Encouraging healthy creative dialogue is very important to our design culture at Dreyfuss + Blackford Architecture. Regularly, we have someone in the office put together a design presentation for a lunch time discussion. These dialogues spark a lively debate and keeps the creative juices flowing. When I was asked to put together the next presentation, I wanted to look at how the buildings we design can have a larger effect on the community; be about more than addressing a program statement line by line.
What fascinates me most is how great architecture can take the most overlooked part of a city and turn it into a thriving community center. The Amager Resource Center by Bjarke Ingels Group (BIG) is a great example of how creative thinking can yield a project that is above and beyond what an owner could even imagine. In this case, the competition project’s program was simple enough: create a waste treatment plant in the industrial outskirts of Copenhagen. But Bjarke had other ideas. He saw this as an opportunity to create a cultural experience by designing a better connection between the residents and their power generation. He transformed an industrial park into a tourist attraction.
Through the design process, BIG developed an idea to give the building a second purpose as a ski slope/Visitor Center. This solves a major cultural issue Danish people face. While many Danes love to ski, Denmark is completely flat requiring travel to Sweden in order to ski.

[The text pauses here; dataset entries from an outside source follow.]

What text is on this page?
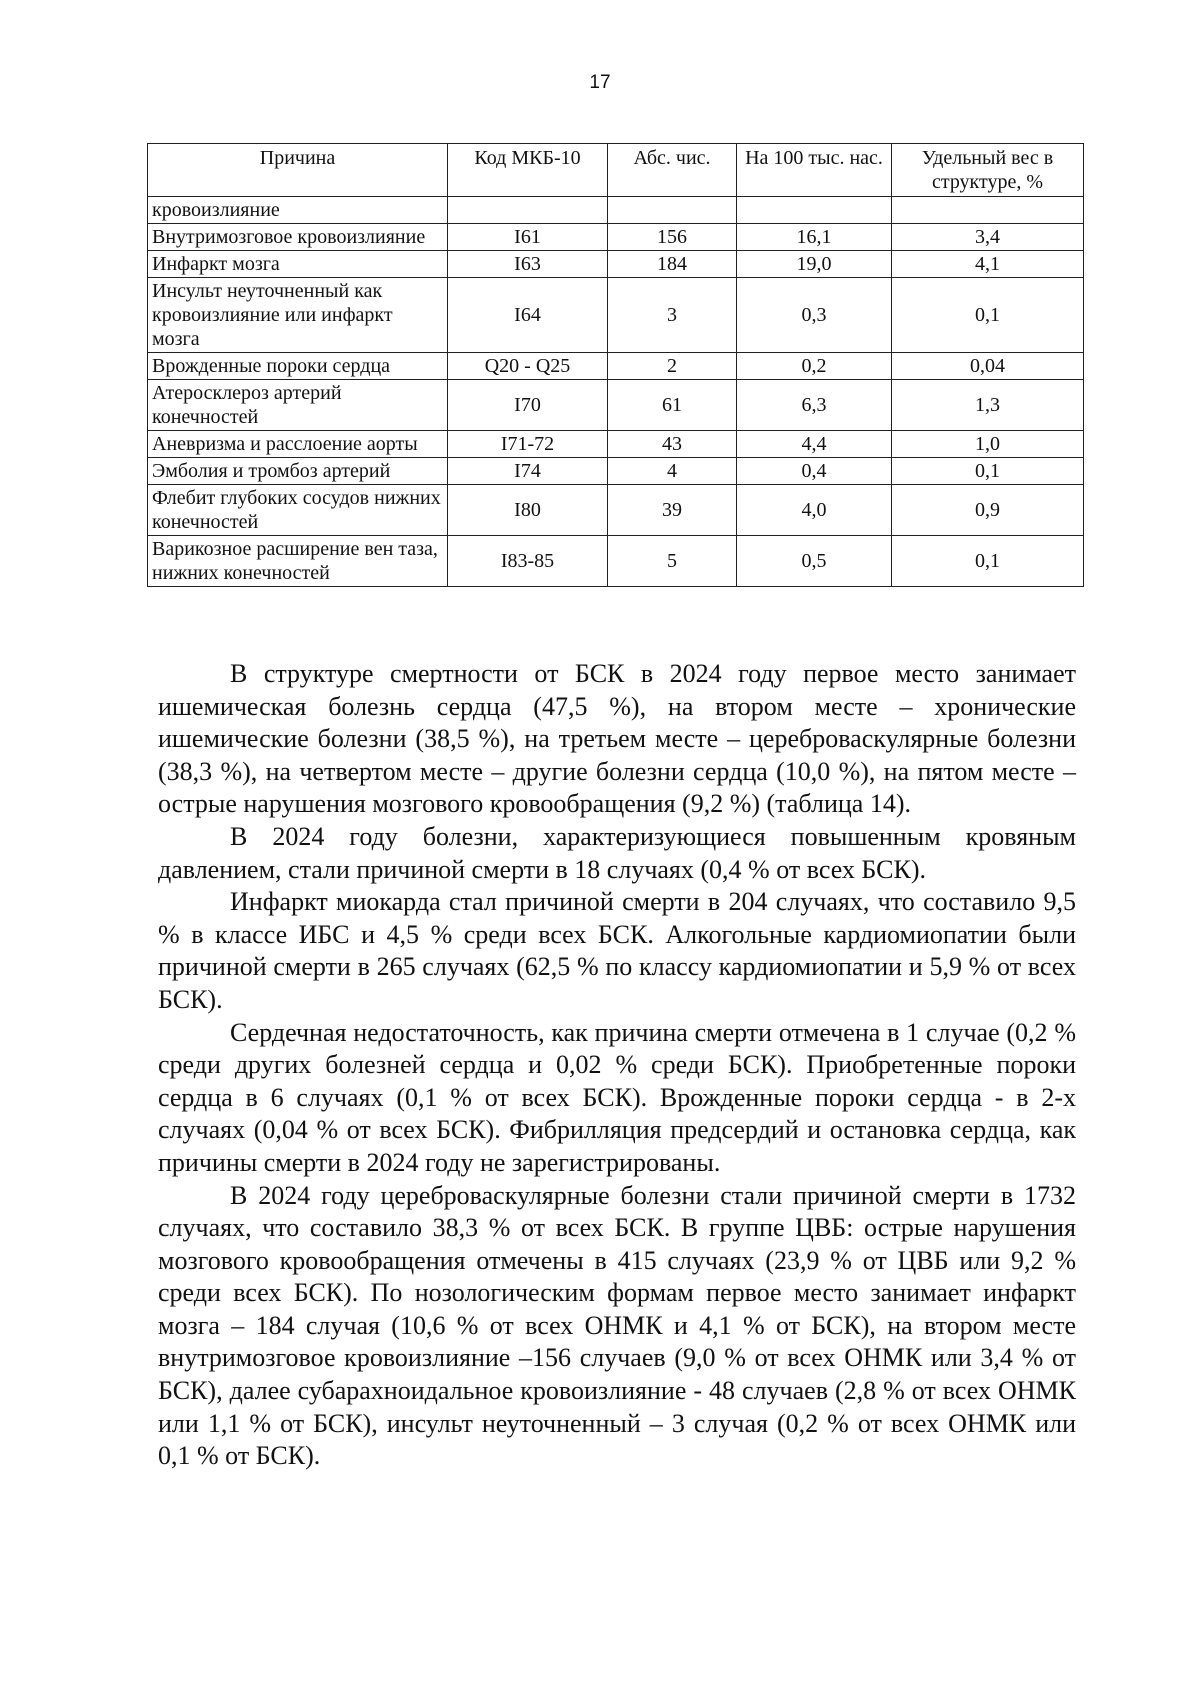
17
Причина	Код МКБ-10	Абс. чис.	На 100 тыс. нас.	Удельный вес в структуре, %
кровоизлияние				
Внутримозговое кровоизлияние	I61	156	16,1	3,4
Инфаркт мозга	I63	184	19,0	4,1
Инсульт неуточненный как кровоизлияние или инфаркт мозга	I64	3	0,3	0,1
Врожденные пороки сердца	Q20 - Q25	2	0,2	0,04
Атеросклероз артерий конечностей	I70	61	6,3	1,3
Аневризма и расслоение аорты	I71-72	43	4,4	1,0
Эмболия и тромбоз артерий	I74	4	0,4	0,1
Флебит глубоких сосудов нижних конечностей	I80	39	4,0	0,9
Варикозное расширение вен таза, нижних конечностей	I83-85	5	0,5	0,1

В структуре смертности от БСК в 2024 году первое место занимает ишемическая болезнь сердца (47,5 %), на втором месте – хронические ишемические болезни (38,5 %), на третьем месте – цереброваскулярные болезни (38,3 %), на четвертом месте – другие болезни сердца (10,0 %), на пятом месте – острые нарушения мозгового кровообращения (9,2 %) (таблица 14).

В 2024 году болезни, характеризующиеся повышенным кровяным давлением, стали причиной смерти в 18 случаях (0,4 % от всех БСК).

Инфаркт миокарда стал причиной смерти в 204 случаях, что составило 9,5 % в классе ИБС и 4,5 % среди всех БСК. Алкогольные кардиомиопатии были причиной смерти в 265 случаях (62,5 % по классу кардиомиопатии и 5,9 % от всех БСК).

Сердечная недостаточность, как причина смерти отмечена в 1 случае (0,2 % среди других болезней сердца и 0,02 % среди БСК). Приобретенные пороки сердца в 6 случаях (0,1 % от всех БСК). Врожденные пороки сердца - в 2-х случаях (0,04 % от всех БСК). Фибрилляция предсердий и остановка сердца, как причины смерти в 2024 году не зарегистрированы.

В 2024 году цереброваскулярные болезни стали причиной смерти в 1732 случаях, что составило 38,3 % от всех БСК. В группе ЦВБ: острые нарушения мозгового кровообращения отмечены в 415 случаях (23,9 % от ЦВБ или 9,2 % среди всех БСК). По нозологическим формам первое место занимает инфаркт мозга – 184 случая (10,6 % от всех ОНМК и 4,1 % от БСК), на втором месте внутримозговое кровоизлияние –156 случаев (9,0 % от всех ОНМК или 3,4 % от БСК), далее субарахноидальное кровоизлияние - 48 случаев (2,8 % от всех ОНМК или 1,1 % от БСК), инсульт неуточненный – 3 случая (0,2 % от всех ОНМК или 0,1 % от БСК).
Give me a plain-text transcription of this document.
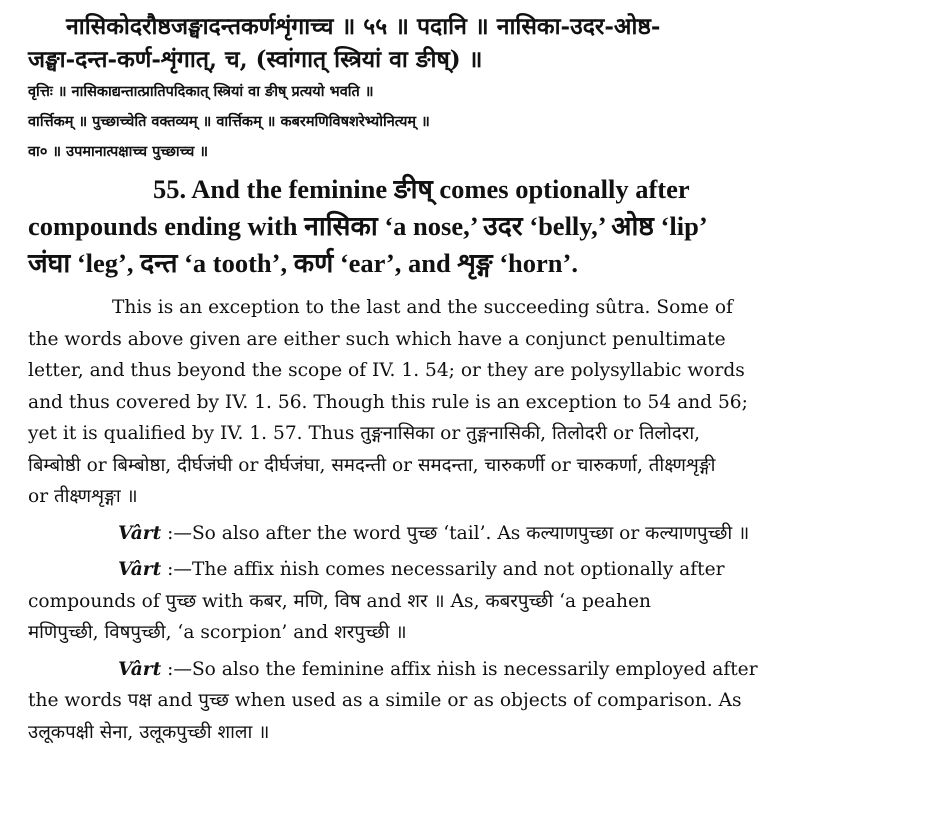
नासिकोदरौष्ठजङ्घादन्तकर्णशृंगाच्च ॥ ५५ ॥ पदानि ॥ नासिका-उदर-ओष्ठ-

जङ्घा-दन्त-कर्ण-शृंगात्, च, (स्वांगात् स्त्रियां वा ङीष्) ॥

वृत्तिः ॥ नासिकाद्यन्तात्प्रातिपदिकात् स्त्रियां वा ङीष् प्रत्ययो भवति ॥

वार्त्तिकम् ॥ पुच्छाच्चेति वक्तव्यम् ॥ वार्त्तिकम् ॥ कबरमणिविषशरेभ्योनित्यम् ॥

वा० ॥ उपमानात्पक्षाच्च पुच्छाच्च ॥

55. And the feminine ङीष् comes optionally after
compounds ending with नासिका ‘a nose,’ उदर ‘belly,’ ओष्ठ ‘lip’
जंघा ‘leg’, दन्त ‘a tooth’, कर्ण ‘ear’, and शृङ्ग ‘horn’.
This is an exception to the last and the succeeding sûtra. Some of
the words above given are either such which have a conjunct penultimate
letter, and thus beyond the scope of IV. 1. 54; or they are polysyllabic words
and thus covered by IV. 1. 56. Though this rule is an exception to 54 and 56;
yet it is qualified by IV. 1. 57. Thus तुङ्गनासिका or तुङ्गनासिकी, तिलोदरी or तिलोदरा,
बिम्बोष्ठी or बिम्बोष्ठा, दीर्घजंघी or दीर्घजंघा, समदन्ती or समदन्ता, चारुकर्णी or चारुकर्णा, तीक्ष्णशृङ्गी
or तीक्ष्णशृङ्गा ॥
Vârt :—So also after the word पुच्छ ‘tail’. As कल्याणपुच्छा or कल्याणपुच्छी ॥
Vârt :—The affix ṅish comes necessarily and not optionally after
compounds of पुच्छ with कबर, मणि, विष and शर ॥ As, कबरपुच्छी ‘a peahen
मणिपुच्छी, विषपुच्छी, ‘a scorpion’ and शरपुच्छी ॥
Vârt :—So also the feminine affix ṅish is necessarily employed after
the words पक्ष and पुच्छ when used as a simile or as objects of comparison. As
उलूकपक्षी सेना, उलूकपुच्छी शाला ॥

One of the things BIG is known for is their form and program diagrams that graphically show the viewer how the design was developed. This style has proved to be a very effective tool for representing how BIG’s designs can positively impact the community.
BIG took a tremendous risk by submitting this design which looks beyond the scope of the program brief. The end result will be a spectacular piece of architecture that will serve the community far better than a typical solution. Most importantly, this project is under construction, proving that big concepts can be built and not just talked about. While we will have to wait until the Amager Resource Center opens in late 2017 to fully realize the impact of this project, it represents the important idea that as architects, we can look to solve issues that weren’t initially identified.
And, despite the fact that not every project can be as grand in scale as a ski slope over the top of a waste processing plant, Sacramento could really benefit from asking “What if…?” a little more often. Dreyfuss + Blackford Architecture strives to be in the middle of this type of dialogue.